The vulnerability is included in Log4j, a small module from the Apache foundation used in a large number of software programs for “logging” functions, that is to say “logs” (events occurring on the system).
In some versions of Log4j, the flaw makes it very easy to take control of the machine that hosts it.
The hacker can then start trying to circulate in the victim's computer network and deploy ransomware there. and spy tools.
“A first year computer science student, who has the basic tools” to develop a website, is able to exploit this flaw, told AFP Loïc Guézo, secretary general of Clusif, a French association of cybersecurity specialists.
The flaw has been patched, but hackers are trying to speed up companies that are slow to apply it. & Nbsp;
“Since Friday, scanners” used by hackers “Testing the servers to see if they have the vulnerability” and “it hasn't stopped for the whole weekend,” according to David Grout, one of the European officials at the US cybersecurity firm Mandiant.
For the moment, the cases of proven compromises seem rare or relatively benign.

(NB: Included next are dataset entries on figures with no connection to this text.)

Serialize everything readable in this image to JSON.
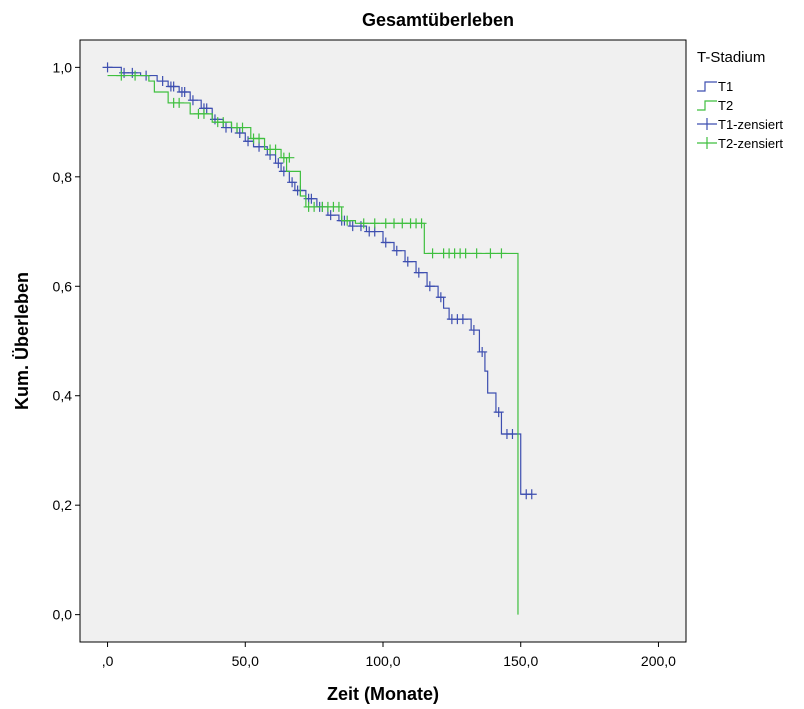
{
  "chart_data": {
    "type": "line",
    "title": "Gesamtüberleben",
    "xlabel": "Zeit (Monate)",
    "ylabel": "Kum. Überleben",
    "xlim": [
      -10,
      210
    ],
    "ylim": [
      -0.05,
      1.05
    ],
    "xticks": [
      0,
      50,
      100,
      150,
      200
    ],
    "xtick_labels": [
      ",0",
      "50,0",
      "100,0",
      "150,0",
      "200,0"
    ],
    "yticks": [
      0,
      0.2,
      0.4,
      0.6,
      0.8,
      1.0
    ],
    "ytick_labels": [
      "0,0",
      "0,2",
      "0,4",
      "0,6",
      "0,8",
      "1,0"
    ],
    "grid": false,
    "background": "#f0f0f0",
    "legend": {
      "title": "T-Stadium",
      "position": "right",
      "entries": [
        {
          "label": "T1",
          "kind": "line",
          "series": 0
        },
        {
          "label": "T2",
          "kind": "line",
          "series": 1
        },
        {
          "label": "T1-zensiert",
          "kind": "censor",
          "series": 0
        },
        {
          "label": "T2-zensiert",
          "kind": "censor",
          "series": 1
        }
      ]
    },
    "series": [
      {
        "name": "T1",
        "color": "#3e4fb0",
        "steps": [
          [
            0,
            1.0
          ],
          [
            5,
            0.99
          ],
          [
            12,
            0.985
          ],
          [
            18,
            0.975
          ],
          [
            22,
            0.965
          ],
          [
            26,
            0.955
          ],
          [
            30,
            0.94
          ],
          [
            34,
            0.925
          ],
          [
            38,
            0.905
          ],
          [
            42,
            0.89
          ],
          [
            47,
            0.88
          ],
          [
            50,
            0.865
          ],
          [
            53,
            0.855
          ],
          [
            58,
            0.84
          ],
          [
            61,
            0.825
          ],
          [
            63,
            0.81
          ],
          [
            66,
            0.79
          ],
          [
            68,
            0.775
          ],
          [
            72,
            0.76
          ],
          [
            76,
            0.745
          ],
          [
            80,
            0.73
          ],
          [
            84,
            0.72
          ],
          [
            88,
            0.71
          ],
          [
            94,
            0.7
          ],
          [
            100,
            0.68
          ],
          [
            104,
            0.665
          ],
          [
            108,
            0.645
          ],
          [
            112,
            0.625
          ],
          [
            116,
            0.6
          ],
          [
            120,
            0.58
          ],
          [
            122,
            0.56
          ],
          [
            124,
            0.54
          ],
          [
            132,
            0.52
          ],
          [
            135,
            0.48
          ],
          [
            137,
            0.445
          ],
          [
            138,
            0.405
          ],
          [
            141,
            0.37
          ],
          [
            143,
            0.33
          ],
          [
            150,
            0.22
          ],
          [
            154,
            0.22
          ]
        ],
        "censored": [
          [
            0,
            1.0
          ],
          [
            6,
            0.99
          ],
          [
            9,
            0.99
          ],
          [
            14,
            0.985
          ],
          [
            20,
            0.975
          ],
          [
            23,
            0.965
          ],
          [
            24,
            0.965
          ],
          [
            27,
            0.955
          ],
          [
            28,
            0.955
          ],
          [
            31,
            0.94
          ],
          [
            35,
            0.925
          ],
          [
            36,
            0.925
          ],
          [
            39,
            0.905
          ],
          [
            43,
            0.89
          ],
          [
            45,
            0.89
          ],
          [
            48,
            0.88
          ],
          [
            51,
            0.865
          ],
          [
            55,
            0.855
          ],
          [
            59,
            0.84
          ],
          [
            62,
            0.825
          ],
          [
            64,
            0.81
          ],
          [
            67,
            0.79
          ],
          [
            69,
            0.775
          ],
          [
            70,
            0.775
          ],
          [
            73,
            0.76
          ],
          [
            74,
            0.76
          ],
          [
            77,
            0.745
          ],
          [
            78,
            0.745
          ],
          [
            81,
            0.73
          ],
          [
            85,
            0.72
          ],
          [
            86,
            0.72
          ],
          [
            89,
            0.71
          ],
          [
            92,
            0.71
          ],
          [
            95,
            0.7
          ],
          [
            97,
            0.7
          ],
          [
            101,
            0.68
          ],
          [
            105,
            0.665
          ],
          [
            109,
            0.645
          ],
          [
            113,
            0.625
          ],
          [
            117,
            0.6
          ],
          [
            121,
            0.58
          ],
          [
            125,
            0.54
          ],
          [
            127,
            0.54
          ],
          [
            129,
            0.54
          ],
          [
            133,
            0.52
          ],
          [
            136,
            0.48
          ],
          [
            142,
            0.37
          ],
          [
            145,
            0.33
          ],
          [
            147,
            0.33
          ],
          [
            152,
            0.22
          ],
          [
            154,
            0.22
          ]
        ]
      },
      {
        "name": "T2",
        "color": "#3fbf3f",
        "steps": [
          [
            0,
            0.985
          ],
          [
            15,
            0.975
          ],
          [
            17,
            0.955
          ],
          [
            22,
            0.935
          ],
          [
            30,
            0.915
          ],
          [
            38,
            0.9
          ],
          [
            45,
            0.89
          ],
          [
            52,
            0.87
          ],
          [
            57,
            0.85
          ],
          [
            63,
            0.835
          ],
          [
            65,
            0.81
          ],
          [
            70,
            0.765
          ],
          [
            72,
            0.745
          ],
          [
            85,
            0.72
          ],
          [
            90,
            0.715
          ],
          [
            115,
            0.66
          ],
          [
            149,
            0.0
          ]
        ],
        "censored": [
          [
            5,
            0.985
          ],
          [
            10,
            0.985
          ],
          [
            24,
            0.935
          ],
          [
            26,
            0.935
          ],
          [
            33,
            0.915
          ],
          [
            35,
            0.915
          ],
          [
            40,
            0.9
          ],
          [
            42,
            0.9
          ],
          [
            47,
            0.89
          ],
          [
            49,
            0.89
          ],
          [
            53,
            0.87
          ],
          [
            55,
            0.87
          ],
          [
            59,
            0.85
          ],
          [
            61,
            0.85
          ],
          [
            64,
            0.835
          ],
          [
            66,
            0.835
          ],
          [
            73,
            0.745
          ],
          [
            75,
            0.745
          ],
          [
            78,
            0.745
          ],
          [
            80,
            0.745
          ],
          [
            82,
            0.745
          ],
          [
            84,
            0.745
          ],
          [
            87,
            0.72
          ],
          [
            93,
            0.715
          ],
          [
            97,
            0.715
          ],
          [
            101,
            0.715
          ],
          [
            104,
            0.715
          ],
          [
            107,
            0.715
          ],
          [
            110,
            0.715
          ],
          [
            112,
            0.715
          ],
          [
            114,
            0.715
          ],
          [
            118,
            0.66
          ],
          [
            122,
            0.66
          ],
          [
            124,
            0.66
          ],
          [
            126,
            0.66
          ],
          [
            128,
            0.66
          ],
          [
            130,
            0.66
          ],
          [
            134,
            0.66
          ],
          [
            139,
            0.66
          ],
          [
            143,
            0.66
          ]
        ]
      }
    ]
  }
}
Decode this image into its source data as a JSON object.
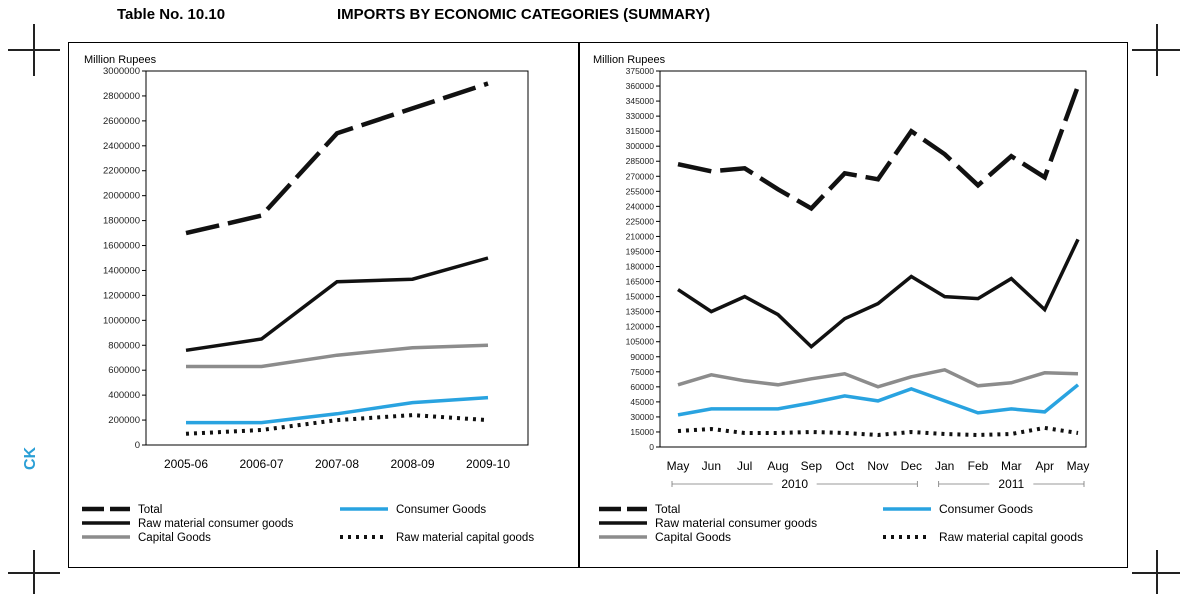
{
  "page": {
    "table_no": "Table No. 10.10",
    "heading": "IMPORTS BY ECONOMIC CATEGORIES (SUMMARY)",
    "side_label": "CK"
  },
  "colors": {
    "total": "#111111",
    "raw_consumer": "#111111",
    "capital": "#8c8c8c",
    "consumer": "#29a3e0",
    "raw_capital": "#111111"
  },
  "chart_data": [
    {
      "type": "line",
      "ylabel": "Million Rupees",
      "categories": [
        "2005-06",
        "2006-07",
        "2007-08",
        "2008-09",
        "2009-10"
      ],
      "ylim": [
        0,
        3000000
      ],
      "yticks": [
        0,
        200000,
        400000,
        600000,
        800000,
        1000000,
        1200000,
        1400000,
        1600000,
        1800000,
        2000000,
        2200000,
        2400000,
        2600000,
        2800000,
        3000000
      ],
      "series": [
        {
          "key": "total",
          "name": "Total",
          "style": "dashed",
          "values": [
            1700000,
            1840000,
            2500000,
            2700000,
            2900000
          ]
        },
        {
          "key": "raw_consumer",
          "name": "Raw material consumer goods",
          "style": "solid",
          "values": [
            760000,
            850000,
            1310000,
            1330000,
            1500000
          ]
        },
        {
          "key": "capital",
          "name": "Capital Goods",
          "style": "solid",
          "values": [
            630000,
            630000,
            720000,
            780000,
            800000
          ]
        },
        {
          "key": "consumer",
          "name": "Consumer Goods",
          "style": "solid",
          "values": [
            180000,
            180000,
            250000,
            340000,
            380000
          ]
        },
        {
          "key": "raw_capital",
          "name": "Raw material capital goods",
          "style": "dotted",
          "values": [
            90000,
            120000,
            200000,
            240000,
            200000
          ]
        }
      ],
      "grid": false,
      "legend": "bottom"
    },
    {
      "type": "line",
      "ylabel": "Million Rupees",
      "categories": [
        "May",
        "Jun",
        "Jul",
        "Aug",
        "Sep",
        "Oct",
        "Nov",
        "Dec",
        "Jan",
        "Feb",
        "Mar",
        "Apr",
        "May"
      ],
      "year_groups": [
        {
          "label": "2010",
          "from": 0,
          "to": 7
        },
        {
          "label": "2011",
          "from": 8,
          "to": 12
        }
      ],
      "ylim": [
        0,
        375000
      ],
      "yticks": [
        0,
        15000,
        30000,
        45000,
        60000,
        75000,
        90000,
        105000,
        120000,
        135000,
        150000,
        165000,
        180000,
        195000,
        210000,
        225000,
        240000,
        255000,
        270000,
        285000,
        300000,
        315000,
        330000,
        345000,
        360000,
        375000
      ],
      "series": [
        {
          "key": "total",
          "name": "Total",
          "style": "dashed",
          "values": [
            282000,
            275000,
            278000,
            257000,
            238000,
            273000,
            267000,
            315000,
            292000,
            261000,
            290000,
            269000,
            360000
          ]
        },
        {
          "key": "raw_consumer",
          "name": "Raw material consumer goods",
          "style": "solid",
          "values": [
            157000,
            135000,
            150000,
            132000,
            100000,
            128000,
            143000,
            170000,
            150000,
            148000,
            168000,
            137000,
            207000
          ]
        },
        {
          "key": "capital",
          "name": "Capital Goods",
          "style": "solid",
          "values": [
            62000,
            72000,
            66000,
            62000,
            68000,
            73000,
            60000,
            70000,
            77000,
            61000,
            64000,
            74000,
            73000
          ]
        },
        {
          "key": "consumer",
          "name": "Consumer Goods",
          "style": "solid",
          "values": [
            32000,
            38000,
            38000,
            38000,
            44000,
            51000,
            46000,
            58000,
            46000,
            34000,
            38000,
            35000,
            62000
          ]
        },
        {
          "key": "raw_capital",
          "name": "Raw material capital goods",
          "style": "dotted",
          "values": [
            16000,
            18000,
            14000,
            14000,
            15000,
            14000,
            12000,
            15000,
            13000,
            12000,
            13000,
            19000,
            14000
          ]
        }
      ],
      "grid": false,
      "legend": "bottom"
    }
  ]
}
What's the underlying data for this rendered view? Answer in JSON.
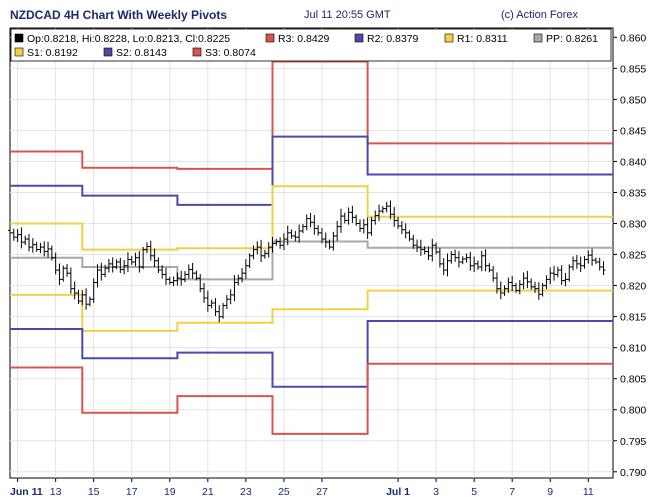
{
  "header": {
    "title": "NZDCAD 4H Chart With Weekly Pivots",
    "timestamp": "Jul 11 20:55 GMT",
    "credit": "(c) Action Forex"
  },
  "legend": [
    {
      "text": "Op:0.8218, Hi:0.8228, Lo:0.8213, Cl:0.8225",
      "color": "#000000"
    },
    {
      "text": "R3: 0.8429",
      "color": "#d9534f"
    },
    {
      "text": "R2: 0.8379",
      "color": "#4a4aa8"
    },
    {
      "text": "R1: 0.8311",
      "color": "#f2d045"
    },
    {
      "text": "PP: 0.8261",
      "color": "#a8a8a8"
    },
    {
      "text": "S1: 0.8192",
      "color": "#f2d045"
    },
    {
      "text": "S2: 0.8143",
      "color": "#4a4aa8"
    },
    {
      "text": "S3: 0.8074",
      "color": "#d9534f"
    }
  ],
  "chart_data": {
    "type": "line",
    "xlabel": "",
    "ylabel": "",
    "ylim": [
      0.789,
      0.8615
    ],
    "y_ticks": [
      "0.790",
      "0.795",
      "0.800",
      "0.805",
      "0.810",
      "0.815",
      "0.820",
      "0.825",
      "0.830",
      "0.835",
      "0.840",
      "0.845",
      "0.850",
      "0.855",
      "0.860"
    ],
    "x_ticks": [
      "Jun 11",
      "13",
      "15",
      "17",
      "19",
      "21",
      "23",
      "25",
      "27",
      "Jul 1",
      "3",
      "5",
      "7",
      "9",
      "11"
    ],
    "x_tick_days": [
      0,
      2,
      4,
      6,
      8,
      10,
      12,
      14,
      16,
      20,
      22,
      24,
      26,
      28,
      30
    ],
    "x_range_days": [
      -0.4,
      31.3
    ],
    "week_starts_days": [
      -0.4,
      3.4,
      8.4,
      13.4,
      18.4,
      23.4,
      31.3
    ],
    "pivot_series": [
      {
        "name": "R3",
        "color": "#d9534f",
        "values": [
          0.8416,
          0.839,
          0.8388,
          0.8561,
          0.8429,
          0.8429
        ]
      },
      {
        "name": "R2",
        "color": "#4a4aa8",
        "values": [
          0.8361,
          0.8345,
          0.833,
          0.844,
          0.8379,
          0.8379
        ]
      },
      {
        "name": "R1",
        "color": "#f2d045",
        "values": [
          0.83,
          0.8258,
          0.826,
          0.836,
          0.8311,
          0.8311
        ]
      },
      {
        "name": "PP",
        "color": "#a8a8a8",
        "values": [
          0.8245,
          0.823,
          0.821,
          0.8271,
          0.8261,
          0.8261
        ]
      },
      {
        "name": "S1",
        "color": "#f2d045",
        "values": [
          0.8185,
          0.8127,
          0.814,
          0.8162,
          0.8192,
          0.8192
        ]
      },
      {
        "name": "S2",
        "color": "#4a4aa8",
        "values": [
          0.813,
          0.8083,
          0.8092,
          0.8037,
          0.8143,
          0.8143
        ]
      },
      {
        "name": "S3",
        "color": "#d9534f",
        "values": [
          0.8068,
          0.7995,
          0.8022,
          0.7961,
          0.8074,
          0.8074
        ]
      }
    ],
    "price_x_days": [
      -0.4,
      -0.2,
      0,
      0.2,
      0.4,
      0.6,
      0.8,
      1,
      1.2,
      1.4,
      1.6,
      1.8,
      2,
      2.2,
      2.4,
      2.6,
      2.8,
      3,
      3.2,
      3.4,
      3.6,
      3.8,
      4,
      4.2,
      4.4,
      4.6,
      4.8,
      5,
      5.2,
      5.4,
      5.6,
      5.8,
      6,
      6.2,
      6.4,
      6.6,
      6.8,
      7,
      7.2,
      7.4,
      7.6,
      7.8,
      8,
      8.2,
      8.4,
      8.6,
      8.8,
      9,
      9.2,
      9.4,
      9.6,
      9.8,
      10,
      10.2,
      10.4,
      10.6,
      10.8,
      11,
      11.2,
      11.4,
      11.6,
      11.8,
      12,
      12.2,
      12.4,
      12.6,
      12.8,
      13,
      13.2,
      13.4,
      13.6,
      13.8,
      14,
      14.2,
      14.4,
      14.6,
      14.8,
      15,
      15.2,
      15.4,
      15.6,
      15.8,
      16,
      16.2,
      16.4,
      16.6,
      16.8,
      17,
      17.2,
      17.4,
      17.6,
      17.8,
      18,
      18.2,
      18.4,
      18.6,
      18.8,
      19,
      19.2,
      19.4,
      19.6,
      19.8,
      20,
      20.2,
      20.4,
      20.6,
      20.8,
      21,
      21.2,
      21.4,
      21.6,
      21.8,
      22,
      22.2,
      22.4,
      22.6,
      22.8,
      23,
      23.2,
      23.4,
      23.6,
      23.8,
      24,
      24.2,
      24.4,
      24.6,
      24.8,
      25,
      25.2,
      25.4,
      25.6,
      25.8,
      26,
      26.2,
      26.4,
      26.6,
      26.8,
      27,
      27.2,
      27.4,
      27.6,
      27.8,
      28,
      28.2,
      28.4,
      28.6,
      28.8,
      29,
      29.2,
      29.4,
      29.6,
      29.8,
      30,
      30.2,
      30.4,
      30.6,
      30.8,
      31
    ],
    "price_close": [
      0.8285,
      0.8278,
      0.8282,
      0.827,
      0.8275,
      0.8262,
      0.8266,
      0.8258,
      0.8262,
      0.8255,
      0.8259,
      0.8245,
      0.8225,
      0.821,
      0.8228,
      0.822,
      0.8195,
      0.8188,
      0.8175,
      0.8185,
      0.817,
      0.8178,
      0.8205,
      0.8225,
      0.8218,
      0.8228,
      0.8235,
      0.823,
      0.8238,
      0.8226,
      0.8232,
      0.8242,
      0.8238,
      0.8245,
      0.823,
      0.8258,
      0.8263,
      0.8248,
      0.824,
      0.8225,
      0.8218,
      0.821,
      0.8205,
      0.8208,
      0.8212,
      0.821,
      0.8218,
      0.8226,
      0.822,
      0.8212,
      0.8195,
      0.818,
      0.8168,
      0.8172,
      0.8158,
      0.815,
      0.8168,
      0.8178,
      0.8185,
      0.8205,
      0.8212,
      0.822,
      0.8232,
      0.8248,
      0.8258,
      0.8262,
      0.8248,
      0.8252,
      0.8262,
      0.8268,
      0.8271,
      0.8265,
      0.8275,
      0.8285,
      0.828,
      0.8278,
      0.8288,
      0.8295,
      0.8308,
      0.8302,
      0.8292,
      0.8285,
      0.8275,
      0.827,
      0.8262,
      0.828,
      0.8295,
      0.8312,
      0.8305,
      0.8318,
      0.831,
      0.83,
      0.8292,
      0.8298,
      0.8285,
      0.8305,
      0.8313,
      0.832,
      0.8324,
      0.8328,
      0.8315,
      0.8305,
      0.8296,
      0.829,
      0.8285,
      0.8275,
      0.8265,
      0.8262,
      0.8258,
      0.8255,
      0.8248,
      0.8265,
      0.8254,
      0.8235,
      0.8225,
      0.824,
      0.825,
      0.8245,
      0.8238,
      0.8243,
      0.8245,
      0.8232,
      0.8235,
      0.823,
      0.8248,
      0.8232,
      0.8225,
      0.8212,
      0.8195,
      0.8188,
      0.8195,
      0.8205,
      0.82,
      0.8192,
      0.8202,
      0.8212,
      0.8206,
      0.8198,
      0.8195,
      0.8186,
      0.82,
      0.821,
      0.822,
      0.8218,
      0.8225,
      0.8208,
      0.821,
      0.823,
      0.824,
      0.8235,
      0.8232,
      0.8242,
      0.8249,
      0.8241,
      0.8238,
      0.823,
      0.8225
    ],
    "ohlc_box": {
      "open": 0.8218,
      "high": 0.8228,
      "low": 0.8213,
      "close": 0.8225
    }
  }
}
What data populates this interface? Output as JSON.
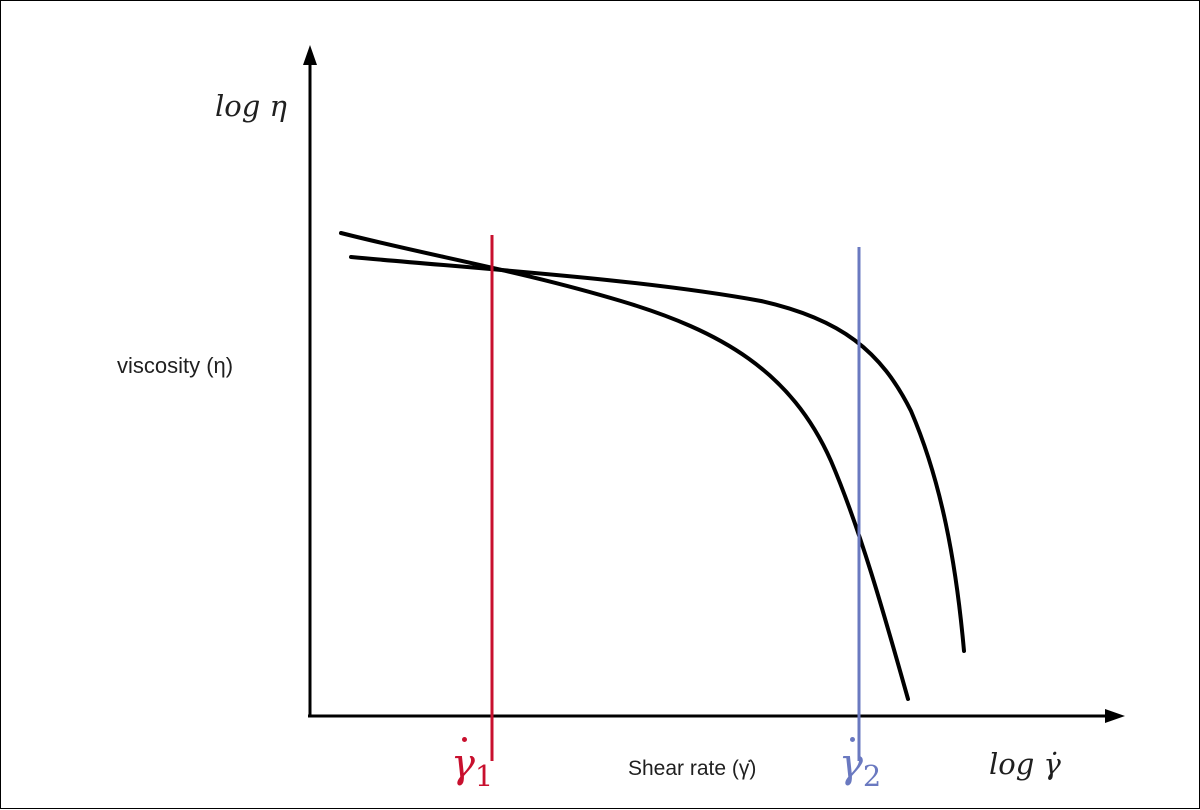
{
  "diagram": {
    "y_axis_label": "log η",
    "y_axis_side_label": "viscosity (η)",
    "x_axis_label": "log γ̇",
    "x_axis_side_label": "Shear rate (γ̇)",
    "markers": [
      {
        "label_symbol": "γ",
        "label_subscript": "1",
        "color": "#c8102e"
      },
      {
        "label_symbol": "γ",
        "label_subscript": "2",
        "color": "#6a79c0"
      }
    ],
    "curves": [
      {
        "id": "curve-a",
        "description_visible": false
      },
      {
        "id": "curve-b",
        "description_visible": false
      }
    ],
    "colors": {
      "axis": "#000000",
      "curve": "#000000",
      "marker1": "#c8102e",
      "marker2": "#6a79c0"
    }
  }
}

“We have especially observed cases of installation of + cryptominers”, these cryptocurrency mining programs which come to be installed on the machines without the knowledge of their owner, described to AFP Philippe Rondel, of the company Checkpoint .
Stack of components
For this specialist, however, the worst is yet to come.
“State groups, ransomware groups, will first seek to gain access to other machines,” from the first machine, he explained.
“The attacks visible “, to ransomware for example,” will appear in a few days or weeks “, he anticipated.
On the side of computer defenders, the difficulty is to quickly identify which are company software and applications that use this small, universally popular module.
Two companies specializing in code verification and vulnerability hunting, the French YesWeHack and the US HackerOne, called on companies to quickly learn the lessons of this situation.
“This vulnerability comes to us remember that any modern computer system is made up of a stack of hundreds or thousands of components, and that the risk can come from the most unexpected or unknown of them, ”said YesWeHack.
“In this case, (it is) a component used by almost all systems, often without even knowing it, for an innocuous function (…), which today turns out to be the Achilles heel of internet “, she underlined.
For its part, HackerOne took the opportunity to ask companies to further fund its” Internet Bug Bounty “program, which allows ethical hackers to be paid for breaches that they find in free software programs.
“The average application uses 528 free software components,” the American company said in a statement, judging that “most organizations were not not able to easily fix “flaws” in these components when discovered.